Reeves was elected governor, not preacher. People look to him for civic leadership, not religious support. And Reeves has been woefully lacking in leadership, instead misapplying his energy toward two previous prayer proclamations (both of which FFRF formally objected to). More than 4,200 Mississipians have died from complications of the virus and over 185,000 have contracted the virus since Reeves’ first prayer request back in March. Yet, he has failed to issue a recent statewide mandate on social distancing and mask-wearing despite a resurgence of cases.

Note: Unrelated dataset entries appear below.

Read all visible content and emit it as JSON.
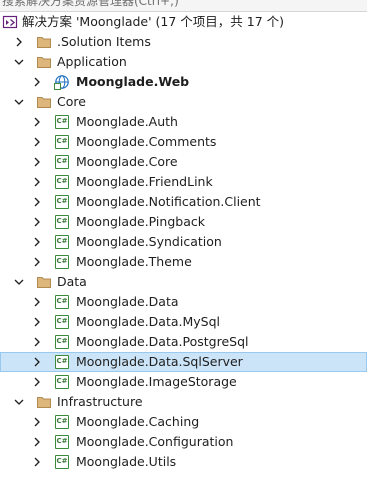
{
  "search": {
    "placeholder": "搜索解决方案资源管理器(Ctrl+;)"
  },
  "solution": {
    "label": "解决方案 'Moonglade' (17 个项目，共 17 个)"
  },
  "tree": {
    "solution_items": ".Solution Items",
    "application": {
      "label": "Application",
      "web": "Moonglade.Web"
    },
    "core": {
      "label": "Core",
      "items": [
        "Moonglade.Auth",
        "Moonglade.Comments",
        "Moonglade.Core",
        "Moonglade.FriendLink",
        "Moonglade.Notification.Client",
        "Moonglade.Pingback",
        "Moonglade.Syndication",
        "Moonglade.Theme"
      ]
    },
    "data": {
      "label": "Data",
      "items": [
        "Moonglade.Data",
        "Moonglade.Data.MySql",
        "Moonglade.Data.PostgreSql",
        "Moonglade.Data.SqlServer",
        "Moonglade.ImageStorage"
      ]
    },
    "infrastructure": {
      "label": "Infrastructure",
      "items": [
        "Moonglade.Caching",
        "Moonglade.Configuration",
        "Moonglade.Utils"
      ]
    }
  },
  "icons": {
    "solution": "solution-icon",
    "folder": "folder-icon",
    "web_project": "globe-project-icon",
    "csharp_project": "csharp-project-icon",
    "csharp_text": "C#"
  },
  "colors": {
    "selected_background": "#cce4f7",
    "folder": "#dcb67a",
    "csharp_green": "#3c8a3c",
    "solution_purple": "#68217a"
  }
}
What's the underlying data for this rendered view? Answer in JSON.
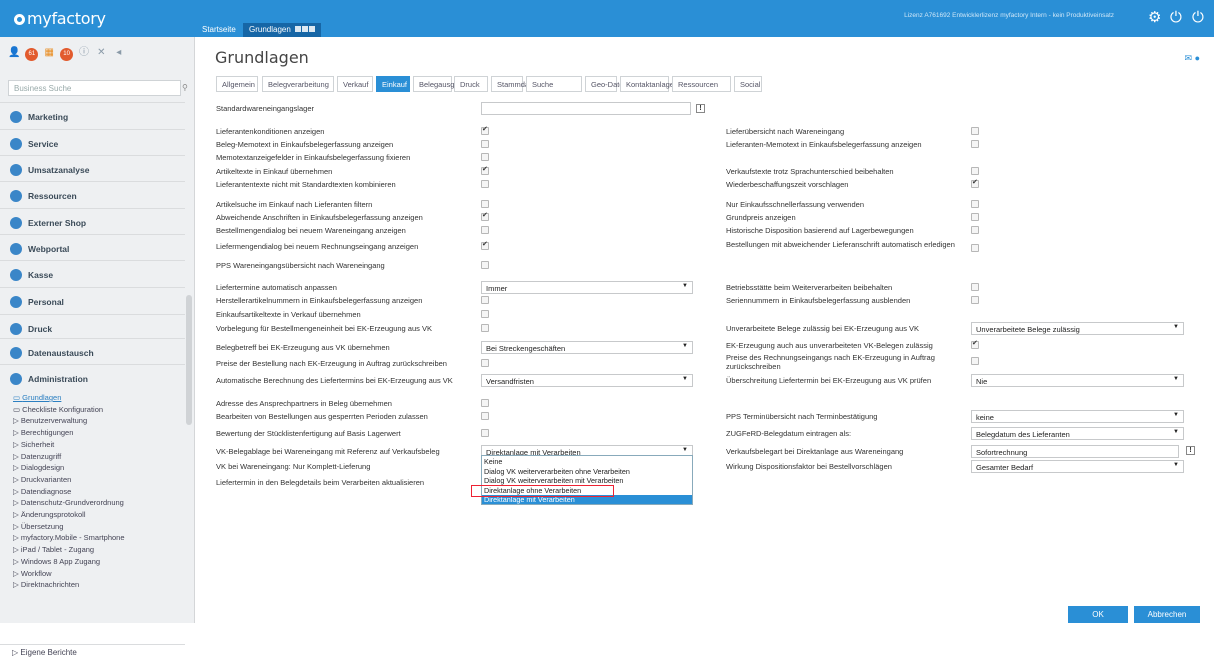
{
  "app": {
    "logo": "myfactory",
    "license": "Lizenz A761692 Entwicklerlizenz myfactory Intern - kein Produktiveinsatz"
  },
  "toptabs": [
    "Startseite",
    "Grundlagen"
  ],
  "icons": {
    "settings": "gear-icon",
    "power": "power-icon",
    "power2": "power-alt-icon",
    "mail": "mail-icon",
    "chat": "chat-icon"
  },
  "sidebar": {
    "quickicons": [
      "person-icon",
      "messages-icon",
      "calendar-icon",
      "notes-icon",
      "info-icon",
      "close-icon",
      "back-icon"
    ],
    "badges": [
      "61",
      "10"
    ],
    "search_placeholder": "Business Suche",
    "sections": [
      "Marketing",
      "Service",
      "Umsatzanalyse",
      "Ressourcen",
      "Externer Shop",
      "Webportal",
      "Kasse",
      "Personal",
      "Druck",
      "Datenaustausch",
      "Administration"
    ],
    "subitems": [
      "Grundlagen",
      "Checkliste Konfiguration",
      "Benutzerverwaltung",
      "Berechtigungen",
      "Sicherheit",
      "Datenzugriff",
      "Dialogdesign",
      "Druckvarianten",
      "Datendiagnose",
      "Datenschutz-Grundverordnung",
      "Änderungsprotokoll",
      "Übersetzung",
      "myfactory.Mobile - Smartphone",
      "iPad / Tablet - Zugang",
      "Windows 8 App Zugang",
      "Workflow",
      "Direktnachrichten"
    ],
    "footer": "Eigene Berichte"
  },
  "page": {
    "title": "Grundlagen"
  },
  "tabs": [
    "Allgemein",
    "Belegverarbeitung",
    "Verkauf",
    "Einkauf",
    "Belegausgabe",
    "Druck",
    "Stammdaten",
    "Suche",
    "Geo-Daten",
    "Kontaktanlage",
    "Ressourcen",
    "Social"
  ],
  "active_tab": "Einkauf",
  "left": {
    "standardlager": "Standardwareneingangslager",
    "rows": [
      {
        "label": "Lieferantenkonditionen anzeigen",
        "checked": true
      },
      {
        "label": "Beleg-Memotext in Einkaufsbelegerfassung anzeigen",
        "checked": false
      },
      {
        "label": "Memotextanzeigefelder in Einkaufsbelegerfassung fixieren",
        "checked": false
      },
      {
        "label": "Artikeltexte in Einkauf übernehmen",
        "checked": true
      },
      {
        "label": "Lieferantentexte nicht mit Standardtexten kombinieren",
        "checked": false
      },
      {
        "label": "Artikelsuche im Einkauf nach Lieferanten filtern",
        "checked": false
      },
      {
        "label": "Abweichende Anschriften in Einkaufsbelegerfassung anzeigen",
        "checked": true
      },
      {
        "label": "Bestellmengendialog bei neuem Wareneingang anzeigen",
        "checked": false
      },
      {
        "label": "Liefermengendialog bei neuem Rechnungseingang anzeigen",
        "checked": true
      },
      {
        "label": "PPS Wareneingangsübersicht nach Wareneingang",
        "checked": false
      },
      {
        "label": "Liefertermine automatisch anpassen",
        "select": "Immer"
      },
      {
        "label": "Herstellerartikelnummern in Einkaufsbelegerfassung anzeigen",
        "checked": false
      },
      {
        "label": "Einkaufsartikeltexte in Verkauf übernehmen",
        "checked": false
      },
      {
        "label": "Vorbelegung für Bestellmengeneinheit bei EK-Erzeugung aus VK",
        "checked": false
      },
      {
        "label": "Belegbetreff bei EK-Erzeugung aus VK übernehmen",
        "select": "Bei Streckengeschäften"
      },
      {
        "label": "Preise der Bestellung nach EK-Erzeugung in Auftrag zurückschreiben",
        "checked": false
      },
      {
        "label": "Automatische Berechnung des Liefertermins bei EK-Erzeugung aus VK",
        "select": "Versandfristen"
      },
      {
        "label": "Adresse des Ansprechpartners in Beleg übernehmen",
        "checked": false
      },
      {
        "label": "Bearbeiten von Bestellungen aus gesperrten Perioden zulassen",
        "checked": false
      },
      {
        "label": "Bewertung der Stücklistenfertigung auf Basis Lagerwert",
        "checked": false
      },
      {
        "label": "VK-Belegablage bei Wareneingang mit Referenz auf Verkaufsbeleg",
        "select": "Direktanlage mit Verarbeiten"
      },
      {
        "label": "VK bei Wareneingang: Nur Komplett-Lieferung",
        "checked": false
      },
      {
        "label": "Liefertermin in den Belegdetails beim Verarbeiten aktualisieren",
        "checked": false
      }
    ]
  },
  "dropdown": {
    "options": [
      "Keine",
      "Dialog VK weiterverarbeiten ohne Verarbeiten",
      "Dialog VK weiterverarbeiten mit Verarbeiten",
      "Direktanlage ohne Verarbeiten",
      "Direktanlage mit Verarbeiten"
    ],
    "highlighted": "Direktanlage mit Verarbeiten"
  },
  "right": {
    "rows": [
      {
        "label": "Lieferübersicht nach Wareneingang",
        "checked": false
      },
      {
        "label": "Lieferanten-Memotext in Einkaufsbelegerfassung anzeigen",
        "checked": false
      },
      {
        "label": "Verkaufstexte trotz Sprachunterschied beibehalten",
        "checked": false
      },
      {
        "label": "Wiederbeschaffungszeit vorschlagen",
        "checked": true
      },
      {
        "label": "Nur Einkaufsschnellerfassung verwenden",
        "checked": false
      },
      {
        "label": "Grundpreis anzeigen",
        "checked": false
      },
      {
        "label": "Historische Disposition basierend auf Lagerbewegungen",
        "checked": false
      },
      {
        "label": "Bestellungen mit abweichender Lieferanschrift automatisch erledigen",
        "checked": false
      },
      {
        "label": "Betriebsstätte beim Weiterverarbeiten beibehalten",
        "checked": false
      },
      {
        "label": "Seriennummern in Einkaufsbelegerfassung ausblenden",
        "checked": false
      },
      {
        "label": "Unverarbeitete Belege zulässig bei EK-Erzeugung aus VK",
        "select": "Unverarbeitete Belege zulässig"
      },
      {
        "label": "EK-Erzeugung auch aus unverarbeiteten VK-Belegen zulässig",
        "checked": true
      },
      {
        "label": "Preise des Rechnungseingangs nach EK-Erzeugung in Auftrag zurückschreiben",
        "checked": false
      },
      {
        "label": "Überschreitung Liefertermin bei EK-Erzeugung aus VK prüfen",
        "select": "Nie"
      },
      {
        "label": "PPS Terminübersicht nach Terminbestätigung",
        "select": "keine"
      },
      {
        "label": "ZUGFeRD-Belegdatum eintragen als:",
        "select": "Belegdatum des Lieferanten"
      },
      {
        "label": "Verkaufsbelegart bei Direktanlage aus Wareneingang",
        "text": "Sofortrechnung"
      },
      {
        "label": "Wirkung Dispositionsfaktor bei Bestellvorschlägen",
        "select": "Gesamter Bedarf"
      }
    ]
  },
  "buttons": {
    "ok": "OK",
    "cancel": "Abbrechen"
  }
}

FFRF is asking the governor, once again, to refrain from making ineffective and exclusionary requests and proclamations and instead take real, meaningful actions to ensure that the state’s response to the pandemic is based on methods grounded in science that will protect health care workers and other Mississippians. It’s time for Reeves to get off his knees and get to work.
FFRF is a national nonprofit organization with more than 33,000 members across the country, including members in Mississippi. Its purposes are to protect the constitutional principle of separation between state and church, and to educate the public on matters relating to nontheism.